For my project I wanted to make something that looked like a website but violated all expectations of how HTML works. I turned to Phaser, a rich and well-documented HTML5 game engine that uses plain old JavaScript to create high-performance 2D games. Phaser is trivial to learn if you've ever made Flash games (I haven't), or if you're familiar with the basics of 2D graphics and physics (I wasn't). The only thing I knew was JavaScript.
Phaser's introduction is very, very gentle (though still a bit too complex for a complete non-developer), and its main tutorial is a tractable guide to making a respectable game. The tutorial doesn't cover every aspect of Phaser, but it's way beyond "draw the rest of the owl." I was up and running (and tripping and falling down) in a couple hours.
Here's what happened when I made the world area too narrow to fit all the letters neatly across:
For a long time I was stubbornly struggling to prevent the letters from falling under the divider because I thought it violated my grand aesthetics. In the end I decided to get over myself, because when they slid under they turned the divider into a bouncy see-saw. I spent an embarrassing amount of time doing this over and over again because it made me laugh:
And at some point I made what seemed like an innocent change, and it started doing this. It took me days to understand the bug:
In order to get the effect I wanted, I had to use the most advanced of the three physics engines that come with Phaser, and it's been a long time since I struggled through high school physics. If I wasn't sure how something in Phaser worked, I could just try it and see how the game world responded. When I got the code right, I got the satisfaction that comes from slow mastery of a domain. When everything on my screen flew away because I'd accidentally inverted gravity, I could laugh and show my husband this hilarious thing I'd made.
While I was constantly doing stupid things, I never felt stupid. In a way it made me miss high school physics.
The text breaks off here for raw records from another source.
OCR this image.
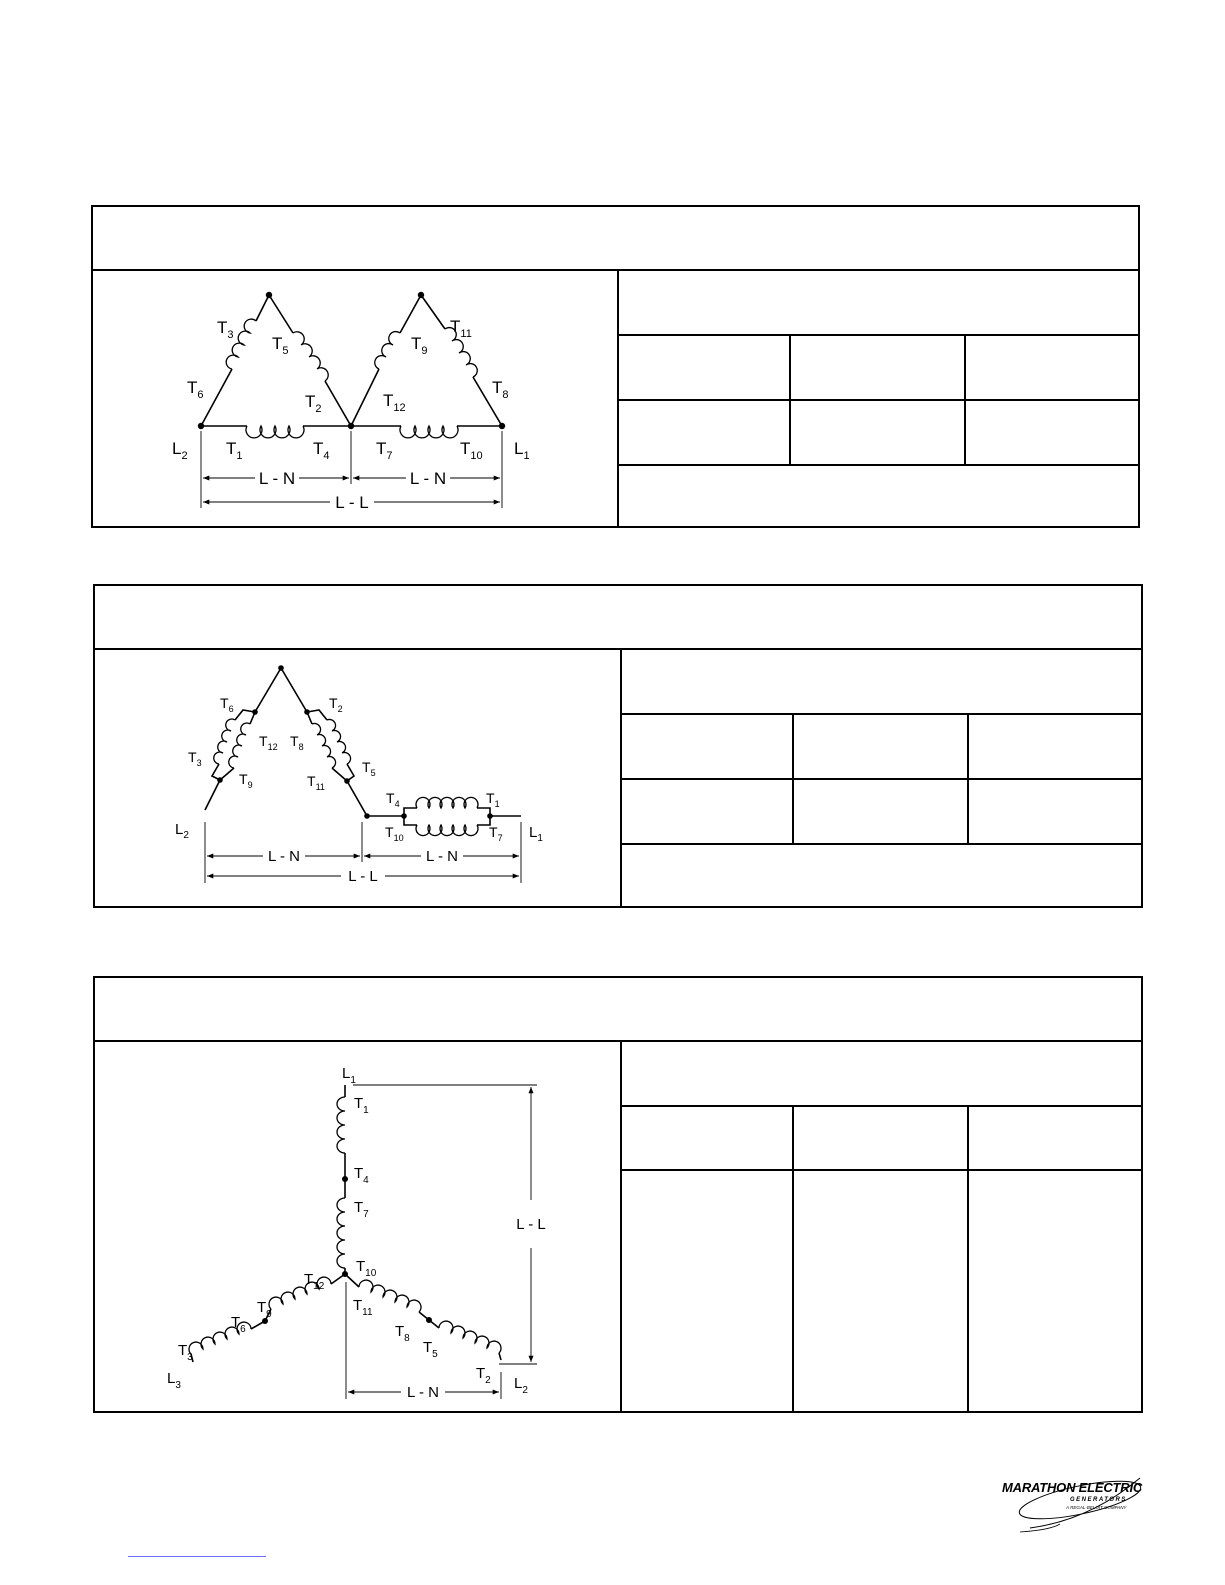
$T_3$ $T_5$
$T_6$	$T_2$
$T_9$
$T_{11}$
$T_{12}$
$T_8$
$T_1$	$T_4$	$T_7$	$T_{10}$
$L_2$	$L_1$
L - N	L - N
L - L
$T_6$	$T_2$
$T_{12}$ $T_8$
$T_3$	$T_5$
$T_9$	$T_{11}$
$T_4$	$T_1$
$T_{10}$	$T_7$
$L_2$	$L_1$
L - N	L - N
L - L
$L_1$
$T_1$
$T_4$
$T_7$
$T_{10}$
$T_{12}$
$T_9$
$T_6$
$T_3$
$L_3$
$T_{11}$
$T_8$
$T_5$
$T_2$ $L_2$
L - L
L - N
MARATHON ELECTRIC
GENERATORS
A REGAL-BELOIT COMPANY
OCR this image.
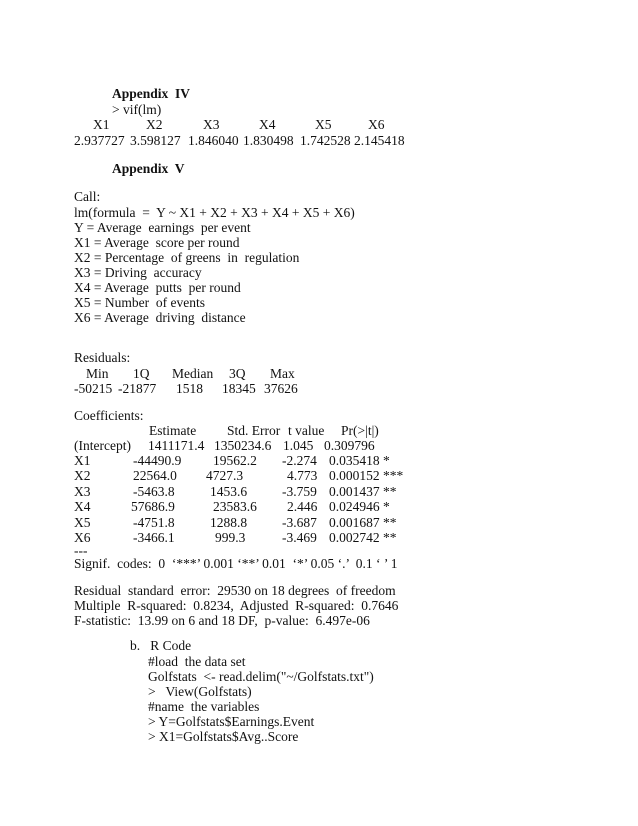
Appendix  IV
> vif(lm)
X1	X2	X3	X4	X5	X6
2.937727 3.598127 1.846040 1.830498 1.742528 2.145418
Appendix  V
Call:
lm(formula  =  Y ~ X1 + X2 + X3 + X4 + X5 + X6)
Y = Average  earnings  per event
X1 = Average  score per round
X2 = Percentage  of greens  in  regulation
X3 = Driving  accuracy
X4 = Average  putts  per round
X5 = Number  of events
X6 = Average  driving  distance
Residuals:
Min 1Q Median 3Q Max
-50215 -21877 1518 18345 37626
Coefficients:
Estimate Std. Error t value Pr(>|t|)
(Intercept) 1411171.4 1350234.6 1.045 0.309796
X1	-44490.9 19562.2 -2.274 0.035418 *
X2	22564.0 4727.3	4.773 0.000152 ***
X3	-5463.8	1453.6	-3.759 0.001437 **
X4	57686.9	23583.6 2.446 0.024946 *
X5	-4751.8	1288.8	-3.687 0.001687 **
X6	-3466.1	999.3	-3.469 0.002742 **
---
Signif.  codes:  0  ‘***’ 0.001 ‘**’ 0.01  ‘*’ 0.05 ‘.’  0.1 ‘ ’ 1
Residual  standard  error:  29530 on 18 degrees  of freedom
Multiple  R-squared:  0.8234,  Adjusted  R-squared:  0.7646
F-statistic:  13.99 on 6 and 18 DF,  p-value:  6.497e-06
b.   R Code
#load  the data set
Golfstats  <- read.delim("~/Golfstats.txt")
>   View(Golfstats)
#name  the variables
> Y=Golfstats$Earnings.Event
> X1=Golfstats$Avg..Score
If I'd studied springs and angular momentum in the context of game programming, I might've actually retained something.
I'm no expert in teaching programming, but I've attended a few no-experience-necessary tutorials as an observer and mentor. I rarely see first-day students struggling with the actual coding; that comes later. Instead I see them utterly at sea with the prerequisites that come with "real" programming languages like Java or C# or Ruby. First, install an editor---or use Notepad and God help you if you make a syntax error. Then, install the interpreter or compiler. I know the tutorial was just called "Python" but it's really Python 3 and you have version 2. Find the command line. Oops you're on Windows, you'll have to download a command line. Then set up a web server. Now draw the rest of the owl.
The reward for the dedicated learner who gets through all of that is a text-based payroll simulator which you can't even show to your friends without making them go through all that same installation junk.
By themselves, Phaser, and other JavaScript game libraries are not going to teach you to code. You'll still need a guide, whether it's a tutorial or a class or a kindly mentor. And games aren't the only way to learn programming that can be intrinsically rewarding; Minecraft and robotics and Arduino share many of the same characteristics. Any of them are a good choice for a curious beginner.
Try JavaScript, so you can share what you made with the world. Try a game, which is colorful and visual and will be so satisfying when it works. And you'll have fun the million billion times that it doesn't.
Update Jan 2020: the original project is gone, but I dusted off the concept again a few years later for "A Physical Book."